I Models exported at /d/deepspeech-dev/exportmodel
-----------------------------------------------------------------------------------------------------------

It would be helpful if someone share opinions how can I achieve better results and decrease the loss? Thanks in advance :slight_smile:

You should not focus on the loss value only, but also on its behavior during training.

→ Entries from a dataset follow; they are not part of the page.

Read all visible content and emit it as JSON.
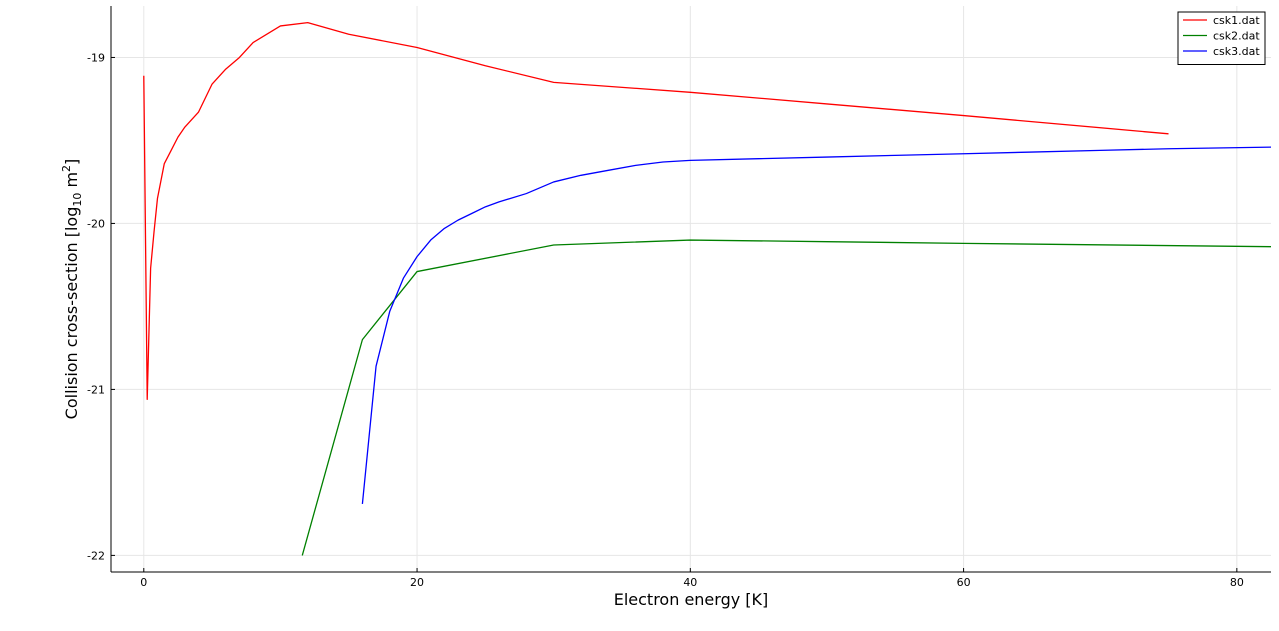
{
  "chart_data": {
    "type": "line",
    "xlabel": "Electron energy [K]",
    "ylabel_parts": {
      "pre": "Collision cross-section [log",
      "sub": "10",
      "mid": " m",
      "sup": "2",
      "post": "]"
    },
    "xlim": [
      -2.4,
      82.5
    ],
    "ylim": [
      -22.1,
      -18.69
    ],
    "xticks": [
      0,
      20,
      40,
      60,
      80
    ],
    "xtick_labels": [
      "0",
      "20",
      "40",
      "60",
      "80"
    ],
    "yticks": [
      -22,
      -21,
      -20,
      -19
    ],
    "ytick_labels": [
      "-22",
      "-21",
      "-20",
      "-19"
    ],
    "grid": true,
    "legend_position": "top-right",
    "series": [
      {
        "name": "csk1.dat",
        "color": "#ff0000",
        "x": [
          0,
          0.25,
          0.5,
          0.75,
          1.0,
          1.5,
          2.0,
          2.5,
          3.0,
          4.0,
          5.0,
          6.0,
          7.0,
          8.0,
          10.0,
          12.0,
          15.0,
          20.0,
          25.0,
          30.0,
          40.0,
          50.0,
          60.0,
          75.0
        ],
        "y": [
          -19.11,
          -21.06,
          -20.27,
          -20.05,
          -19.85,
          -19.64,
          -19.56,
          -19.48,
          -19.42,
          -19.33,
          -19.16,
          -19.07,
          -19.0,
          -18.91,
          -18.81,
          -18.79,
          -18.86,
          -18.94,
          -19.05,
          -19.15,
          -19.21,
          -19.28,
          -19.35,
          -19.46
        ]
      },
      {
        "name": "csk2.dat",
        "color": "#008000",
        "x": [
          11.6,
          16.0,
          20.0,
          30.0,
          40.0,
          50.0,
          60.0,
          82.5
        ],
        "y": [
          -22.0,
          -20.7,
          -20.29,
          -20.13,
          -20.1,
          -20.11,
          -20.12,
          -20.14
        ]
      },
      {
        "name": "csk3.dat",
        "color": "#0000ff",
        "x": [
          16.0,
          17.0,
          18.0,
          19.0,
          20.0,
          21.0,
          22.0,
          23.0,
          24.0,
          25.0,
          26.0,
          28.0,
          30.0,
          32.0,
          34.0,
          36.0,
          38.0,
          40.0,
          45.0,
          50.0,
          55.0,
          60.0,
          65.0,
          70.0,
          75.0,
          82.5
        ],
        "y": [
          -21.69,
          -20.86,
          -20.53,
          -20.33,
          -20.2,
          -20.1,
          -20.03,
          -19.98,
          -19.94,
          -19.9,
          -19.87,
          -19.82,
          -19.75,
          -19.71,
          -19.68,
          -19.65,
          -19.63,
          -19.62,
          -19.61,
          -19.6,
          -19.59,
          -19.58,
          -19.57,
          -19.56,
          -19.55,
          -19.54
        ]
      }
    ]
  }
}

THose are the worst examples from the test set

What’s your Test set WER ?

Hi lissyx, Thanks for the reply. I have trained the same dataset using below hyper parameters:

nohup ./DeepSpeech.py --use_cudnn_rnn=True --checkpoint_dir /deepspeech-dev/deepspeech-0.6.1-checkpoint/ --train_files /voxforge/voxforge-train.csv --dev_files /voxforge/voxforge-dev.csv --test_files /voxforge/voxforge-test.csv --train_batch_size 16  --dev_batch_size 16 --test_batch_size 16 --n_hidden 2048 --epochs 75 --dropout_rate 0.20 --learning_rate 0.00001 --export_dir /deepspeech-dev/exportmodel &

I am getting Training loss ~12.94 , validation loss ~19.67 and WER is 0.13341. It would be helpful if you guide me how can I achieved much better results than this?

As I already said, the value in themselves are not interesting, you need to look how they evolve together during training.

13% WER on VoxForge trained on top of 0.6.1 english model ? That’s not too bad.